The 27-member bloc warned officials in Phnom Penh a year ago the nation could be at least partly suspended from the Everything But Arms, or EBA initiative, which allows Cambodia and 46 other lesser-developed nations to export all goods but weapons to the EU tax-free.
The punishment is a response to Cambodia's move two years ago to arrest opposition leader Kem Sokha, as well as activists and journalists, on accusations of treason. Sokha's party eventually dissolved while he was in custody.
After the crackdown, the government's ruling party won all seats in Parliament.
The deadline for the EU to revoke Cambodia's EBA privileges is Wednesday. A temporary revocation would mean Cambodia must begin paying tariffs on exports to the EU.
"It's a very early stage to make a judgment," Cambodia finance ministry spokesman Meas Soksensan said. "The final result will be coming soon, so any speculation or expectation will not be encouraged but I will say that the trade between Cambodia and EU is around $4 billion, so we would expect around $1 billion to get tariffs on."

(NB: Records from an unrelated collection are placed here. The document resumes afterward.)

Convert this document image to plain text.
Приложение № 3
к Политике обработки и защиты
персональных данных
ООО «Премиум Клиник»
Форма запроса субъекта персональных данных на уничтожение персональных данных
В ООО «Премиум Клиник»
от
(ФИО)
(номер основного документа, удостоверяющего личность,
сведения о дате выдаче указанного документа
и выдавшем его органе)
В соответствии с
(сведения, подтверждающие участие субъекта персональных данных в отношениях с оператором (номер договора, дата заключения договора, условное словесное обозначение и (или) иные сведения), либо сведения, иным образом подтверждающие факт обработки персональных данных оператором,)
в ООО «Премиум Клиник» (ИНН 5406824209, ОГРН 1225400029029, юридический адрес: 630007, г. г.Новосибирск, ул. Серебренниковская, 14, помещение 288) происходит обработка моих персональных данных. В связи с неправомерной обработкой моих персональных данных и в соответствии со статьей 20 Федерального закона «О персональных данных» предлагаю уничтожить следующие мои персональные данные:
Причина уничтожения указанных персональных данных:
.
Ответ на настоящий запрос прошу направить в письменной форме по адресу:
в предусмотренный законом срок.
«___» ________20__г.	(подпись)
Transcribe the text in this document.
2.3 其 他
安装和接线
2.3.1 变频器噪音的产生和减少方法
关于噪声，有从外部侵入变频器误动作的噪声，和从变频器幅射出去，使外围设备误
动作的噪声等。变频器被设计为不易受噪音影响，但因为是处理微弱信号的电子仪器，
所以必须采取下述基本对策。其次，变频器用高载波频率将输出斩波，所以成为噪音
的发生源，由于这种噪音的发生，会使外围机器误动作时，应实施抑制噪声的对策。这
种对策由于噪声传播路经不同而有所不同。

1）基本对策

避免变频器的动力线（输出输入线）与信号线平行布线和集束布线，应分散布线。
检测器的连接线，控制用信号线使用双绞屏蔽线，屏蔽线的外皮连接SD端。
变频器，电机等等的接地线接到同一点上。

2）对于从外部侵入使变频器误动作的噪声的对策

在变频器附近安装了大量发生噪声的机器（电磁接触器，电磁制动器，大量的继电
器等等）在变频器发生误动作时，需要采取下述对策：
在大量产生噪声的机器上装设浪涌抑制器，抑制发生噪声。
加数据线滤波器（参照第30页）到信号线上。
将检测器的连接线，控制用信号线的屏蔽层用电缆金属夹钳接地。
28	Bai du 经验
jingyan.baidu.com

A document from Italian lawmaker Danilo Oscar Lancini suggested recently the European Commission does intend to revoke Cambodia's EBA rights.
"From our side, all we can say at this point in time is that the European Commission is indeed in the process of making proposals regarding Cambodia's preferential access to the EU market," wrote European Commission press officer Kinga Malinowska.
If imposed, the suspension would take effect in August.